Legislators at Public Affairs Roundtable

Discussing state issues at the March Public Affairs Roundtable were (from left) Reps. Jeremy Durham, Glen Casada and Charles Sargent.

Williamson County’s four state legislators discussed transportation, de-annexation, jobs and the gas tax during the March Public Affairs Roundtable hosted today by the Williamson County Chamber and moderated by Dave Crouch, chamber government affairs chair.

Sen. Jack Johnson, 23rd District, mentioned a law Davidson County passed recently that requires anybody hired to do business with the county must reside in the county. Because that decision affects businesses in the rest of the state, “we are working on an initiative to overturn that,” Johnson said.

Legislators are also looking at ways to regulate Internet businesses such as Uber and Airbnb, so “they play by the same rules,” while maintaining a pro-business state status.

Along that line, according to Johnson, a motion for a state mandated minimum wage “won’t get a second.”

The market should decide what the minimum wage should be.

“A minimum wage is a job killer,” Johnson said.

Piggy-backing on the rising concern about illegal immigration, legislators are discussing a bill to increase the penalty on businesses that knowingly employ illegal immigrants. The new penalty would have a business license pulled for 90 days for knowingly employing illegal immigrants.

Currently, if a business is caught knowingly hiring illegal immigrants and promises not to do it again, nothing happens, said 65th District Rep. Jeremy Durham.

“It’s important we evaluate the current law and make sure it has the teeth to enforce the law,” Durham said. “I’m willing to work with the business community. … I want to make sure this is fair to everybody.”

Crouch read a statement from the Williamson County Chamber declaring its opposition to the bill.

“The chamber declares this an anti-business bill and is not a bill the chamber supports,” Crouch said.


Funds for the Department of Transportation are derived from the gas tax. More fuel-efficient vehicles, electric vehicles and a call for funds to be used for non-motorized transportation projects such as sidewalks and walking and bicycle trails are putting a strain on road funds, said Johnson.

Then there’s the $261 million of transportation funds “borrowed” by a former governor several years ago for the state general fund and the withholding of federal funding during the past five years all creating major setbacks for new projects like the Mack Hatcher extension. It also opened a serious discussion on raising the gas tax and finding more efficient ways of using of the money.

People who walk or ride bikes aren’t paying the gas tax, so bills are being introduced to limit use of the gas tax specifically for roads used by motorized vehicles, Johnson said.

“If people are paying the gas tax for roads, it should be for roads,” he said.

Within the next few months, TDOT will receive federal funds of between $700 million and $800 million. The funds, which were recently released by the federal government for road construction, are from matching funds and projects completed under budget. Some of that money does have strings attached regarding sidewalks and trails.

The House Way and Means Committee has almost completed budget hearings and will soon begin drawing up the final budget, said Rep.
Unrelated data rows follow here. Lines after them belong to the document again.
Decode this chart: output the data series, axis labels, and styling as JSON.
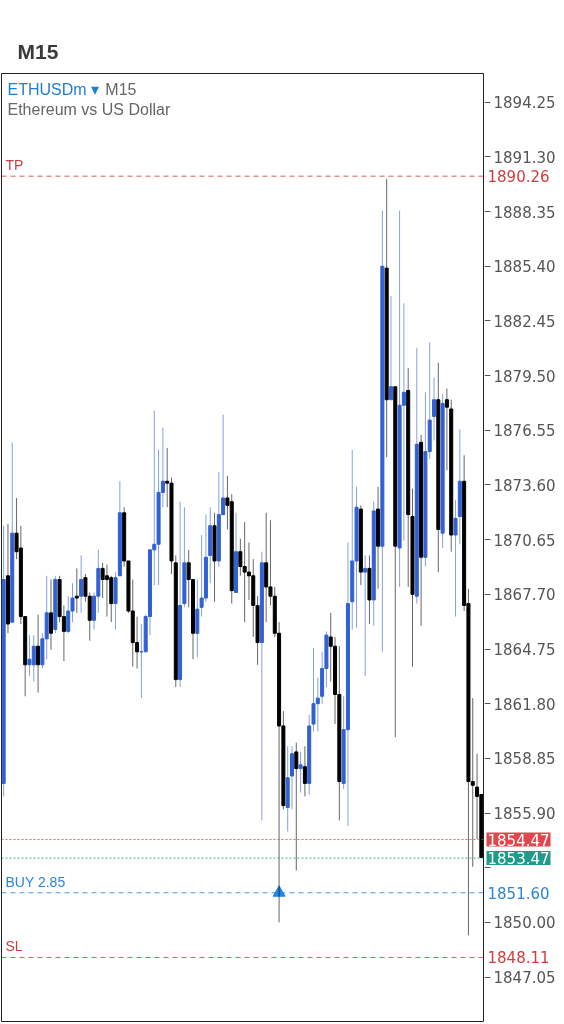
{
  "chart_data": {
    "type": "candlestick",
    "title": "ETHUSDm ▾",
    "subtitle": "Ethereum vs US Dollar",
    "annotations": [
      "M15",
      "M15",
      "1890.26",
      "1854.47",
      "1853.47",
      "1851.60",
      "1848.11"
    ],
    "categories": [
      null,
      null,
      null,
      null,
      null,
      null,
      null,
      null,
      null,
      null,
      null,
      null,
      null,
      null,
      null,
      null,
      null,
      null,
      null,
      null,
      null,
      null,
      null,
      null,
      null,
      null,
      null,
      null,
      null,
      null,
      null,
      null,
      null,
      null,
      null,
      null,
      null,
      null,
      null,
      null,
      null,
      null,
      null,
      null,
      null,
      null,
      null,
      null,
      null,
      null,
      null,
      null,
      null,
      null,
      null,
      null,
      null,
      null,
      null,
      null,
      null,
      null,
      null,
      null,
      null,
      null,
      null,
      null,
      null,
      null,
      null,
      null,
      null,
      null,
      null,
      null,
      null,
      null,
      null,
      null,
      null,
      null,
      null,
      null,
      null,
      null,
      null,
      null,
      null,
      null,
      null,
      null,
      null,
      null,
      null,
      null,
      null,
      null,
      null,
      null,
      null,
      null,
      null,
      null,
      null,
      null,
      null,
      null,
      null,
      null,
      null,
      null
    ],
    "ohlc": [
      [
        1857.5,
        1871.4,
        1856.8,
        1868.5
      ],
      [
        1868.7,
        1871.5,
        1865.6,
        1866.1
      ],
      [
        1866.2,
        1875.9,
        1866.2,
        1871.0
      ],
      [
        1871.0,
        1872.9,
        1869.6,
        1870.0
      ],
      [
        1870.2,
        1871.4,
        1866.1,
        1866.5
      ],
      [
        1866.5,
        1866.5,
        1862.2,
        1863.9
      ],
      [
        1863.9,
        1865.5,
        1863.3,
        1864.2
      ],
      [
        1863.9,
        1865.5,
        1863.0,
        1864.9
      ],
      [
        1864.9,
        1866.6,
        1862.4,
        1863.9
      ],
      [
        1863.9,
        1865.6,
        1863.7,
        1865.3
      ],
      [
        1865.3,
        1868.7,
        1864.2,
        1866.7
      ],
      [
        1866.7,
        1868.5,
        1864.7,
        1865.6
      ],
      [
        1865.8,
        1868.7,
        1865.6,
        1868.5
      ],
      [
        1868.5,
        1868.7,
        1866.2,
        1866.5
      ],
      [
        1866.5,
        1867.1,
        1864.1,
        1865.7
      ],
      [
        1865.7,
        1867.6,
        1865.6,
        1866.8
      ],
      [
        1866.8,
        1868.3,
        1866.2,
        1867.5
      ],
      [
        1867.6,
        1869.1,
        1866.7,
        1867.5
      ],
      [
        1867.6,
        1869.8,
        1866.7,
        1868.5
      ],
      [
        1868.6,
        1868.8,
        1867.3,
        1867.6
      ],
      [
        1867.6,
        1867.8,
        1865.2,
        1866.3
      ],
      [
        1866.3,
        1867.8,
        1865.8,
        1867.6
      ],
      [
        1867.6,
        1870.1,
        1866.7,
        1869.1
      ],
      [
        1869.1,
        1869.4,
        1867.5,
        1868.5
      ],
      [
        1868.7,
        1869.3,
        1866.5,
        1868.5
      ],
      [
        1868.6,
        1868.7,
        1866.2,
        1867.2
      ],
      [
        1867.2,
        1868.9,
        1865.8,
        1868.6
      ],
      [
        1868.7,
        1873.8,
        1868.7,
        1872.1
      ],
      [
        1872.1,
        1872.4,
        1869.2,
        1869.5
      ],
      [
        1869.5,
        1869.5,
        1866.7,
        1866.8
      ],
      [
        1866.8,
        1868.5,
        1863.8,
        1865.1
      ],
      [
        1865.1,
        1866.5,
        1863.7,
        1864.6
      ],
      [
        1864.6,
        1866.1,
        1862.1,
        1864.6
      ],
      [
        1864.6,
        1866.6,
        1864.6,
        1866.5
      ],
      [
        1866.5,
        1870.1,
        1865.5,
        1870.1
      ],
      [
        1870.1,
        1877.6,
        1868.2,
        1870.4
      ],
      [
        1870.4,
        1875.5,
        1868.2,
        1873.2
      ],
      [
        1873.2,
        1876.7,
        1872.4,
        1873.8
      ],
      [
        1873.8,
        1875.6,
        1872.4,
        1873.7
      ],
      [
        1873.7,
        1874.0,
        1868.8,
        1869.5
      ],
      [
        1869.4,
        1869.8,
        1862.7,
        1863.1
      ],
      [
        1863.1,
        1872.7,
        1862.7,
        1867.1
      ],
      [
        1867.2,
        1872.4,
        1867.0,
        1869.4
      ],
      [
        1869.4,
        1870.1,
        1867.0,
        1868.5
      ],
      [
        1868.5,
        1868.5,
        1864.2,
        1865.6
      ],
      [
        1865.6,
        1868.5,
        1864.3,
        1866.9
      ],
      [
        1867.0,
        1870.9,
        1866.5,
        1867.5
      ],
      [
        1867.5,
        1872.0,
        1867.3,
        1869.7
      ],
      [
        1869.8,
        1872.4,
        1868.3,
        1871.4
      ],
      [
        1871.4,
        1872.1,
        1867.3,
        1869.5
      ],
      [
        1869.5,
        1874.3,
        1869.2,
        1872.0
      ],
      [
        1872.0,
        1877.4,
        1872.0,
        1872.9
      ],
      [
        1872.9,
        1874.1,
        1871.2,
        1872.5
      ],
      [
        1872.7,
        1873.1,
        1867.2,
        1867.9
      ],
      [
        1867.8,
        1872.1,
        1867.8,
        1870.0
      ],
      [
        1870.0,
        1870.7,
        1868.7,
        1869.2
      ],
      [
        1869.2,
        1871.6,
        1866.2,
        1868.9
      ],
      [
        1868.9,
        1870.5,
        1867.4,
        1868.7
      ],
      [
        1868.7,
        1869.6,
        1865.4,
        1867.1
      ],
      [
        1867.1,
        1867.6,
        1863.9,
        1865.1
      ],
      [
        1865.1,
        1870.0,
        1855.5,
        1869.4
      ],
      [
        1869.4,
        1872.1,
        1866.2,
        1868.1
      ],
      [
        1868.1,
        1871.7,
        1867.1,
        1867.6
      ],
      [
        1867.6,
        1868.1,
        1865.4,
        1865.6
      ],
      [
        1865.6,
        1866.2,
        1850.0,
        1860.6
      ],
      [
        1860.6,
        1861.4,
        1856.1,
        1856.3
      ],
      [
        1856.2,
        1859.5,
        1854.9,
        1857.8
      ],
      [
        1857.9,
        1859.5,
        1856.1,
        1859.1
      ],
      [
        1859.2,
        1859.7,
        1852.8,
        1858.3
      ],
      [
        1858.3,
        1859.2,
        1857.0,
        1858.5
      ],
      [
        1858.4,
        1859.5,
        1856.8,
        1857.5
      ],
      [
        1857.5,
        1861.2,
        1856.9,
        1860.6
      ],
      [
        1860.7,
        1864.8,
        1860.3,
        1861.8
      ],
      [
        1861.8,
        1863.2,
        1860.3,
        1862.1
      ],
      [
        1862.2,
        1864.6,
        1861.8,
        1863.7
      ],
      [
        1863.7,
        1865.7,
        1862.7,
        1865.5
      ],
      [
        1865.4,
        1866.7,
        1863.0,
        1864.9
      ],
      [
        1864.9,
        1865.4,
        1860.7,
        1862.3
      ],
      [
        1862.3,
        1864.9,
        1855.5,
        1857.6
      ],
      [
        1857.5,
        1862.2,
        1857.2,
        1860.4
      ],
      [
        1860.4,
        1870.5,
        1855.2,
        1867.2
      ],
      [
        1867.3,
        1875.5,
        1865.8,
        1869.5
      ],
      [
        1869.5,
        1873.5,
        1865.9,
        1872.4
      ],
      [
        1872.3,
        1872.5,
        1868.2,
        1868.9
      ],
      [
        1868.9,
        1869.8,
        1863.3,
        1869.1
      ],
      [
        1869.1,
        1869.8,
        1866.1,
        1867.4
      ],
      [
        1867.4,
        1872.7,
        1866.0,
        1872.2
      ],
      [
        1872.3,
        1873.5,
        1868.0,
        1870.3
      ],
      [
        1870.3,
        1888.4,
        1864.6,
        1885.4
      ],
      [
        1885.3,
        1890.1,
        1875.1,
        1878.2
      ],
      [
        1878.2,
        1883.8,
        1878.2,
        1878.9
      ],
      [
        1878.9,
        1878.9,
        1860.0,
        1870.3
      ],
      [
        1870.2,
        1888.4,
        1868.1,
        1877.9
      ],
      [
        1877.9,
        1883.4,
        1870.6,
        1878.6
      ],
      [
        1878.7,
        1879.9,
        1868.1,
        1872.0
      ],
      [
        1871.9,
        1873.4,
        1863.8,
        1867.7
      ],
      [
        1867.6,
        1881.0,
        1867.2,
        1875.8
      ],
      [
        1875.9,
        1876.3,
        1866.0,
        1869.7
      ],
      [
        1869.7,
        1878.6,
        1869.2,
        1875.4
      ],
      [
        1875.4,
        1881.3,
        1875.0,
        1877.1
      ],
      [
        1877.3,
        1879.4,
        1876.0,
        1878.2
      ],
      [
        1878.2,
        1880.2,
        1868.9,
        1871.2
      ],
      [
        1871.0,
        1878.5,
        1870.2,
        1878.0
      ],
      [
        1878.2,
        1878.8,
        1874.4,
        1877.8
      ],
      [
        1877.7,
        1878.2,
        1870.0,
        1870.9
      ],
      [
        1870.9,
        1872.8,
        1866.5,
        1871.8
      ],
      [
        1871.9,
        1876.6,
        1870.4,
        1873.8
      ],
      [
        1873.8,
        1875.2,
        1866.8,
        1867.1
      ],
      [
        1867.2,
        1868.0,
        1849.3,
        1857.6
      ],
      [
        1857.6,
        1862.1,
        1853.0,
        1857.4
      ],
      [
        1857.3,
        1859.1,
        1854.5,
        1856.8
      ],
      [
        1856.9,
        1856.9,
        1853.5,
        1853.5
      ]
    ],
    "colors": [
      "#3160d2",
      "#000000",
      "#3160d2",
      "#000000",
      "#000000",
      "#000000",
      "#3160d2",
      "#3160d2",
      "#000000",
      "#3160d2",
      "#3160d2",
      "#000000",
      "#3160d2",
      "#000000",
      "#000000",
      "#3160d2",
      "#3160d2",
      "#000000",
      "#3160d2",
      "#000000",
      "#000000",
      "#3160d2",
      "#3160d2",
      "#000000",
      "#000000",
      "#000000",
      "#3160d2",
      "#3160d2",
      "#000000",
      "#000000",
      "#000000",
      "#000000",
      "#3160d2",
      "#3160d2",
      "#3160d2",
      "#3160d2",
      "#3160d2",
      "#3160d2",
      "#000000",
      "#000000",
      "#000000",
      "#3160d2",
      "#3160d2",
      "#000000",
      "#000000",
      "#3160d2",
      "#3160d2",
      "#3160d2",
      "#3160d2",
      "#000000",
      "#3160d2",
      "#3160d2",
      "#000000",
      "#000000",
      "#3160d2",
      "#000000",
      "#000000",
      "#000000",
      "#000000",
      "#000000",
      "#3160d2",
      "#000000",
      "#000000",
      "#000000",
      "#000000",
      "#000000",
      "#3160d2",
      "#3160d2",
      "#000000",
      "#3160d2",
      "#000000",
      "#3160d2",
      "#3160d2",
      "#3160d2",
      "#3160d2",
      "#3160d2",
      "#000000",
      "#000000",
      "#000000",
      "#3160d2",
      "#3160d2",
      "#3160d2",
      "#3160d2",
      "#000000",
      "#3160d2",
      "#000000",
      "#3160d2",
      "#000000",
      "#3160d2",
      "#000000",
      "#3160d2",
      "#000000",
      "#3160d2",
      "#3160d2",
      "#000000",
      "#000000",
      "#3160d2",
      "#000000",
      "#3160d2",
      "#3160d2",
      "#3160d2",
      "#000000",
      "#3160d2",
      "#000000",
      "#000000",
      "#3160d2",
      "#3160d2",
      "#000000",
      "#000000",
      "#000000",
      "#000000",
      "#000000"
    ],
    "series": [
      {
        "type": "scatter",
        "marker": "triangle",
        "color": "#1e88e5",
        "values": [
          null,
          null,
          null,
          null,
          null,
          null,
          null,
          null,
          null,
          null,
          null,
          null,
          null,
          null,
          null,
          null,
          null,
          null,
          null,
          null,
          null,
          null,
          null,
          null,
          null,
          null,
          null,
          null,
          null,
          null,
          null,
          null,
          null,
          null,
          null,
          null,
          null,
          null,
          null,
          null,
          null,
          null,
          null,
          null,
          null,
          null,
          null,
          null,
          null,
          null,
          null,
          null,
          null,
          null,
          null,
          null,
          null,
          null,
          null,
          null,
          null,
          null,
          null,
          null,
          1851.6,
          null,
          null,
          null,
          null,
          null,
          null,
          null,
          null,
          null,
          null,
          null,
          null,
          null,
          null,
          null,
          null,
          null,
          null,
          null,
          null,
          null,
          null,
          null,
          null,
          null,
          null,
          null,
          null,
          null,
          null,
          null,
          null,
          null,
          null,
          null,
          null,
          null,
          null,
          null,
          null,
          null,
          null,
          null,
          null,
          null,
          null,
          null
        ]
      }
    ],
    "ylim": [
      1844.6,
      1895.8
    ],
    "yticks": [
      1894.25,
      {
        "value": 1891.3,
        "label": "1891.30"
      },
      1888.35,
      {
        "value": 1885.4,
        "label": "1885.40"
      },
      1882.45,
      {
        "value": 1879.5,
        "label": "1879.50"
      },
      1876.55,
      {
        "value": 1873.6,
        "label": "1873.60"
      },
      1870.65,
      {
        "value": 1867.7,
        "label": "1867.70"
      },
      1864.75,
      {
        "value": 1861.8,
        "label": "1861.80"
      },
      1858.85,
      {
        "value": 1855.9,
        "label": "1855.90"
      },
      {
        "value": 1852.95,
        "label": null
      },
      {
        "value": 1850,
        "label": "1850.00"
      },
      1847.05
    ],
    "tick_labels": "y",
    "ref_lines": [
      {
        "axis": "y",
        "value": 1890.26,
        "label": "TP",
        "color": "#d23c3c",
        "line_style": "dashed"
      },
      {
        "axis": "y",
        "value": 1854.47,
        "color": "#e0474c",
        "line_style": "dotted"
      },
      {
        "axis": "y",
        "value": 1853.47,
        "color": "#1f9b8a",
        "line_style": "dotted"
      },
      {
        "axis": "y",
        "value": 1851.6,
        "label": "BUY 2.85",
        "color": "#2a86d8",
        "line_style": "dashed"
      },
      {
        "axis": "y",
        "value": 1848.11,
        "label": "SL",
        "color": "#d23c3c",
        "line_style": "dashed"
      }
    ]
  }
}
Charles Sargent, 61st District.

This year the legislature is making an effort to return half of the $261 million with the other half coming in next year’s budget, he added.

“Williamson County will get our fair share, I can assure you of that,” Sargent said.

Police Body Cameras

A debate in the legislature regarding body cameras for law enforcement mirrors the local debate. At issue – the invasion of privacy, which includes homes, children, and victims of domestic violence, sexual assault or rape victims. 

“There’s a fine line when to turn the camera off,” said 63rd District Rep. Glen Casada.

Franklin approved body cameras for the police department but they have not implemented them yet due to privacy issues, said Franklin Mayor Ken Moore.

“We want to protect our citizens and our police officers,” Moore said.

De-annexation and Inclusionary zoning

A few cities in the state have been annexing county land for the additional tax revenue but not providing city services. Now the state is stepping in. In the meantime, cities like Franklin, which have provided services, are concerned a precedent may be set at the state level.

“We make a considerable investment in sewers, water and roads,” Moore said. “How do we get reimbursed for our investment? Williamson County is the number one job creator in America. Cities are economic generators.” 

Moore concluded by reminding the lawmakers of the importance of governing at the local level rather than the state level.

The Public Affairs Roundtable is presented by the Vanderbilt University Office of Community, Neighborhood and Government Relations.